5. Erweiterte Softwareunterstützung
Die Weiterentwicklung von Bildverarbeitungssoftware wie der Basler pylon Software und pylon vTools wird die Nutzung von CXP-Schnittstellen noch intuitiver und leistungsfähiger machen. Automatisierte Konfiguration, Diagnosefunktionen und intelligente Fehlererkennung werden den Betrieb weiter vereinfachen.
6. Standardisierung und Interoperabilität
Eine stärkere Standardisierung im Bereich CXP-over-Fiber wird die Interoperabilität zwischen verschiedenen Herstellern und Komponenten weiter erhöhen. Das schafft zusätzliche Investitionssicherheit und erleichtert die Systemintegration.
Häufig gestellte Fragen zu CXP-over-Fiber
CXP-over-Fiber ermöglicht deutlich höhere Datenraten und größere Übertragungsdistanzen als herkömmliche CXP-Lösungen mit Kupferkabeln. Glasfaserleitungen sind dünner und leichter als Kupferkabel, was die Installation erleichtert. Sie sind zudem unempfindlich gegenüber elektromagnetischen Störungen (EMV) und bieten eine stabile Signalqualität, auch über mehrere hundert Meter.
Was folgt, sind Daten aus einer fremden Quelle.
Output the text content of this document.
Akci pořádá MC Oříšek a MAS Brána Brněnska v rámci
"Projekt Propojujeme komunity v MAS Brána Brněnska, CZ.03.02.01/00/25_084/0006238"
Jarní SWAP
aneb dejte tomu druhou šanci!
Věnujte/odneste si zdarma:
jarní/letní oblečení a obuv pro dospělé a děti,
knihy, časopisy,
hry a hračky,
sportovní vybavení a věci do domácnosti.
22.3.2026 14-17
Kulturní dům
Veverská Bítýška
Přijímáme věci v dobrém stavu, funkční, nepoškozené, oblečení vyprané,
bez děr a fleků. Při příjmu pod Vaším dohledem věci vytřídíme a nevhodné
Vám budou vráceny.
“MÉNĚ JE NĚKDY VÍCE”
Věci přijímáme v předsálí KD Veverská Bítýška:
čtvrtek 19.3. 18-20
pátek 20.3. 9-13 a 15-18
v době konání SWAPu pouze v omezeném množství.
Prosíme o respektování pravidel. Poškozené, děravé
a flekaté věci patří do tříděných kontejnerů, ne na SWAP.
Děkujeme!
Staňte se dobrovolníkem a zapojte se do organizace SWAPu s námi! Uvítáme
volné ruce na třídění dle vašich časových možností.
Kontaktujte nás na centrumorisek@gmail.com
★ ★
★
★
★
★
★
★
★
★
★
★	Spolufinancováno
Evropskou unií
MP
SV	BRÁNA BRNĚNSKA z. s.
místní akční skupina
Dadurch lassen sich Machine Vision Kameras flexibel und zukunftssicher in industrielle Anlagen integrieren.
Mit CXP-over-Fiber sind Übertragungsstrecken von mehreren hundert Metern bis zu mehreren Kilometern möglich, abhängig von den verwendeten Komponenten und der Glasfaserqualität. Im Vergleich dazu sind bei Kupferkabeln meist nur Distanzen bis zu 40 Meter realisierbar. Damit eignet sich CXP-over-Fiber besonders für weitläufige Produktionsanlagen und Anwendungen mit großen Entfernungen zwischen Kamera und Auswerteeinheit.
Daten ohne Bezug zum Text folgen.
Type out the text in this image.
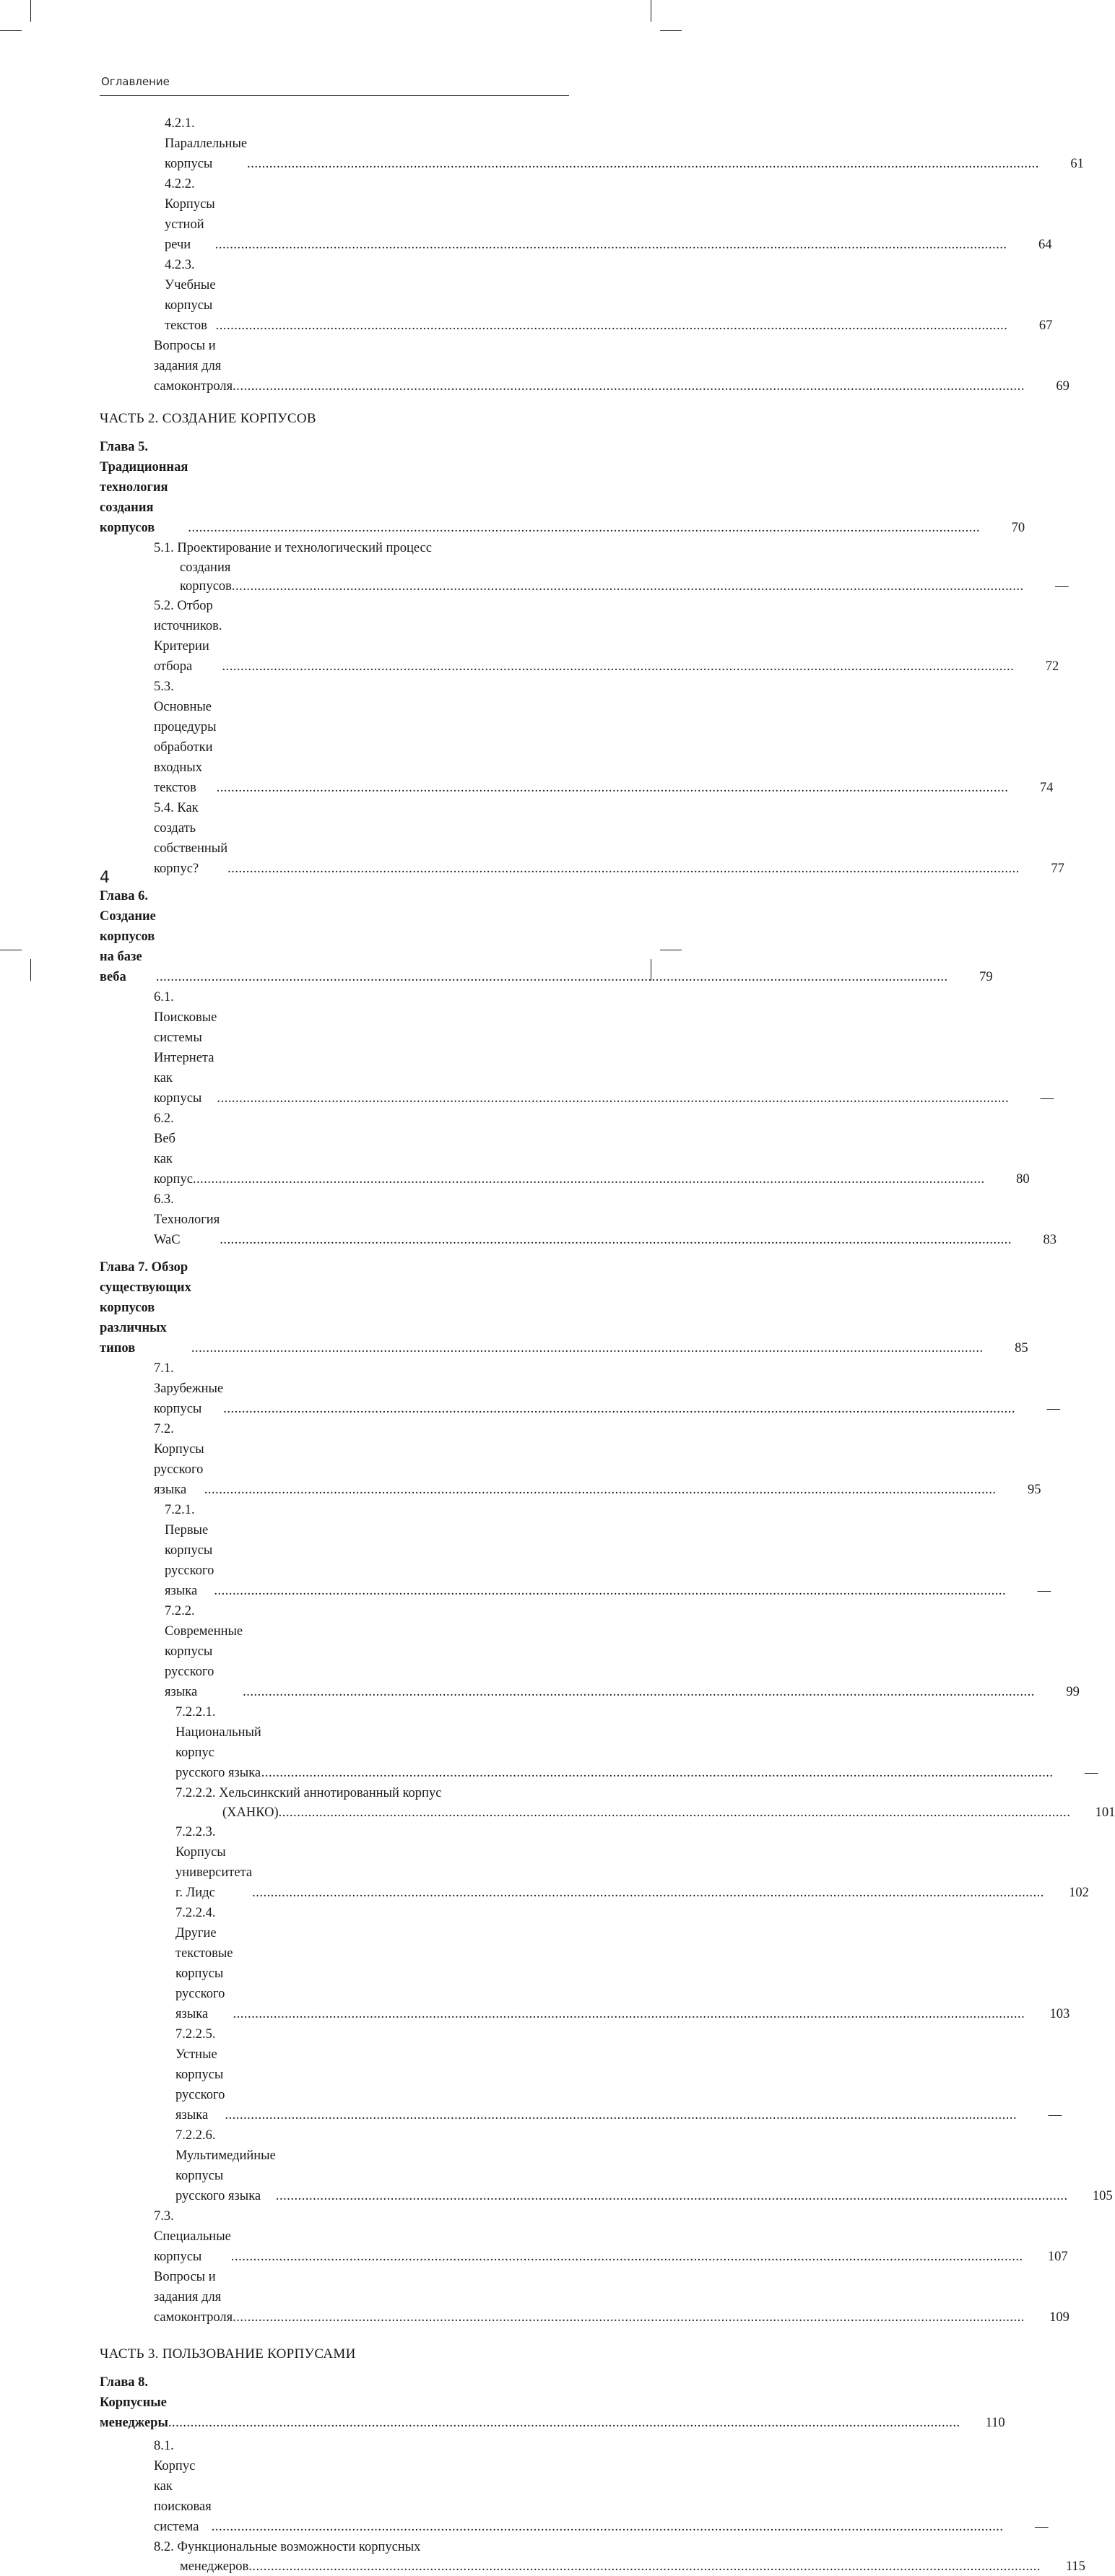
Оглавление
4.2.1. Параллельные корпусы .....	61
4.2.2. Корпусы устной речи .....	64
4.2.3. Учебные корпусы текстов .....	67
Вопросы и задания для самоконтроля .....	69
ЧАСТЬ 2. СОЗДАНИЕ КОРПУСОВ
Глава 5. Традиционная технология создания корпусов .....	70
5.1. Проектирование и технологический процесс
создания корпусов .....	—
5.2. Отбор источников. Критерии отбора .....	72
5.3. Основные процедуры обработки входных текстов .....	74
5.4. Как создать собственный корпус? .....	77
Глава 6. Создание корпусов на базе веба .....	79
6.1. Поисковые системы Интернета как корпусы .....	—
6.2. Веб как корпус .....	80
6.3. Технология WaC .....	83
Глава 7. Обзор существующих корпусов различных типов .....	85
7.1. Зарубежные корпусы .....	—
7.2. Корпусы русского языка .....	95
7.2.1. Первые корпусы русского языка .....	—
7.2.2. Современные корпусы русского языка .....	99
7.2.2.1. Национальный корпус русского языка .....	—
7.2.2.2. Хельсинкский аннотированный корпус
(ХАНКО) .....	101
7.2.2.3. Корпусы университета г. Лидс .....	102
7.2.2.4. Другие текстовые корпусы русского языка .....	103
7.2.2.5. Устные корпусы русского языка .....	—
7.2.2.6. Мультимедийные корпусы русского языка .....	105
7.3. Специальные корпусы .....	107
Вопросы и задания для самоконтроля .....	109
ЧАСТЬ 3. ПОЛЬЗОВАНИЕ КОРПУСАМИ
Глава 8. Корпусные менеджеры .....	110
8.1. Корпус как поисковая система .....	—
8.2. Функциональные возможности корпусных
менеджеров .....	115
4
Ja, Software-seitig können Anwendungen schnell und unproblematisch angepasst werden, da CXP-over-Fiber auf dem CoaXPress-Protokoll basiert. Es ist grundsätzlich mit bestehenden CoaXPress-Komponenten kompatibel, sofern diese – z.B. Kameras oder Framegrabber – die Glasfaserübertragung unterstützen. Auch die Basler Framegrabber SDK und pylon Software und die pylon vTools unterstützen CXP-over-Fiber und ermöglichen eine einfache Einbindung und Steuerung. Wir beraten Sie gerne zu den passenden Komponenten für Ihre Anwendung.
Die Umrüstung ist in der Regel unkompliziert, da CXP-over-Fiber auf dem gleichen Protokoll wie klassische CoaXPress-Lösungen basiert. Es müssen lediglich geeignete Glasfaser-Transceiver, optische Kabel, kompatible Framegrabber und entsprechende Kameras ausgetauscht werden. Die vorhandene Systemarchitektur kann meist weiter genutzt werden. Die Basler pylon Software unterstützt beide Übertragungsarten – optisch und elektrisch – sodass auch die Integration und Konfiguration effizient erfolgen kann.